To understand how tModels work, let us first look at the WSDL for the Flute Bank News Web service, shown in Listing 6.1.

Listing 6.1: Flute Bank News WSDL

 <?xml version="1.0"?> <definitions name="NewsService-interface"   targetNamespace="http://www.flutebank.com/NewsService-interface"   xmlns:tns="http://www.flutebank.com/NewsService-interface"   xmlns:xsd="http://www.w3.org/2001/XMLSchema "   xmlns:soap="http://schemas.xmlsoap.org/wsdl/soap/"   xmlns="http://schemas.xmlsoap.org/wsdl/">   <message name="SymbolRequest">   <part name="symbol" type="xsd:string"/>   </message>   <message name="SymbolResponse">   <part name="news" type="xsd:string"/>   </message>   <portType name="NewsService">   <operation name="getNews">        <input message="tns:SymbolRequest"/>        <output message="tns:SymbolResponse"/>   </operation>   </portType>   <binding name="SymbolBinding" type="tns:NewsService">   <soap:binding style="rpc" transport="http://schemas.xmlsoap.org/soap/http"/>   <operation name="getNews">       <soap:operation soapAction="http://www.flutebank.com/GetNews"/>   <input>   <soap:body use="encoded" namespace="urn:symbol-news"             encodingStyle="http://schemas.xmlsoap.org/soap/encoding/"/>       </input>       <output>         <soap:body use="encoded" namespace="urn:symbol-news"             encodingStyle="http://schemas.xmlsoap.org/soap/encoding/"/>       </output>     </operation>   </binding> </definitions> 

When we publish the above WSDL, we will create the related UDDI tModel, shown in Listing 6.2.

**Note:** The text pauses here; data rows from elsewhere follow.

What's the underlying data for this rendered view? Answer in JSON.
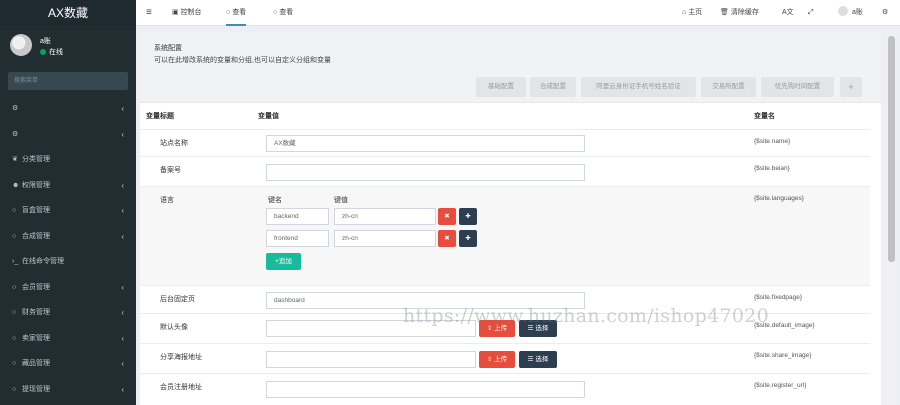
{
  "sidebar": {
    "brand": "AX数藏",
    "user": {
      "name": "a账",
      "status": "在线"
    },
    "search_placeholder": "搜索菜单",
    "items": [
      {
        "icon": "cog",
        "label": "",
        "chev": "‹"
      },
      {
        "icon": "cogs",
        "label": "",
        "chev": "‹"
      },
      {
        "icon": "leaf",
        "label": "分类管理",
        "chev": ""
      },
      {
        "icon": "users",
        "label": "权限管理",
        "chev": "‹"
      },
      {
        "icon": "circle",
        "label": "盲盒管理",
        "chev": "‹"
      },
      {
        "icon": "circle",
        "label": "合成管理",
        "chev": "‹"
      },
      {
        "icon": "terminal",
        "label": "在线命令管理",
        "chev": ""
      },
      {
        "icon": "circle",
        "label": "会员管理",
        "chev": "‹"
      },
      {
        "icon": "circle",
        "label": "财务管理",
        "chev": "‹"
      },
      {
        "icon": "circle",
        "label": "卖家管理",
        "chev": "‹"
      },
      {
        "icon": "circle",
        "label": "藏品管理",
        "chev": "‹"
      },
      {
        "icon": "circle",
        "label": "提现管理",
        "chev": "‹"
      }
    ]
  },
  "topbar": {
    "menu_toggle": "≡",
    "tabs": [
      {
        "label": "控制台"
      },
      {
        "label": "查看"
      },
      {
        "label": "查看"
      }
    ],
    "home": "主页",
    "clear_cache": "清除缓存",
    "username": "a账"
  },
  "panel": {
    "title": "系统配置",
    "desc": "可以在此增改系统的变量和分组,也可以自定义分组和变量",
    "group_tabs": [
      "基础配置",
      "合成配置",
      "阿里云身份证手机号姓名验证",
      "交易所配置",
      "优先购时间配置",
      "+"
    ]
  },
  "table": {
    "headers": {
      "title": "变量标题",
      "value": "变量值",
      "var": "变量名"
    },
    "rows": [
      {
        "label": "站点名称",
        "value": "AX数藏",
        "var": "{$site.name}"
      },
      {
        "label": "备案号",
        "value": "",
        "var": "{$site.beian}"
      },
      {
        "label": "语言",
        "var": "{$site.languages}",
        "sub_headers": {
          "key": "键名",
          "val": "键值"
        },
        "pairs": [
          {
            "key": "backend",
            "val": "zh-cn"
          },
          {
            "key": "frontend",
            "val": "zh-cn"
          }
        ],
        "add_label": "+追加"
      },
      {
        "label": "后台固定页",
        "value": "dashboard",
        "var": "{$site.fixedpage}"
      },
      {
        "label": "默认头像",
        "value": "",
        "var": "{$site.default_image}",
        "upload": "上传",
        "choose": "选择"
      },
      {
        "label": "分享海报地址",
        "value": "",
        "var": "{$site.share_image}",
        "upload": "上传",
        "choose": "选择"
      },
      {
        "label": "会员注册地址",
        "value": "",
        "var": "{$site.register_url}"
      }
    ]
  },
  "watermark": "https://www.huzhan.com/ishop47020",
  "colors": {
    "sidebar": "#222d32",
    "accent": "#3c8dbc",
    "danger": "#e74c3c",
    "dark": "#2c3e50",
    "success": "#18bc9c"
  }
}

Listing 6.2: UDDI tModel for Flute Bank News service

 <?xml version="1.0"?> <tModel tModelKey="">   <name>http://www.flutebank.com/NewsService-interface</name>   <description xml:lang="en">Service definition for Flute Bank News service.                                                                         </description>   <overviewDoc>   <description xml:lang="en">WSDL Service Interface Document</description>   <overviewURL>http://www.flutebank.com/service/news-interface.wsdl#SymbolBinding                                                                         </overviewURL>     </overviewDoc>   <categoryBag>     <keyedReference tModelKey="UUID:B1FAC26D-4569-4421-9E20-36A752A62ED4"                     keyName="uddi-org:types" keyValue="wsdlSpec"/>     <keyedReference tModelKey="UUID:DB44690D-9AF8-4D24-A9AD-04621E34E274"                     keyName="Flute Bank News services"                     keyValue="54328910"/>   </categoryBag> </tModel> 

Note that the keyedReference points to the version of the WSDL specification the service uses. This allows a service to understand what type of WSDL it may receive. By using tModels, you can use UDDI to represent data and metadata about services, business entities, and other parties. The UDDI specification defines many commonly used tModels but creating your own may be worth considering for scenarios UDDI does not handle.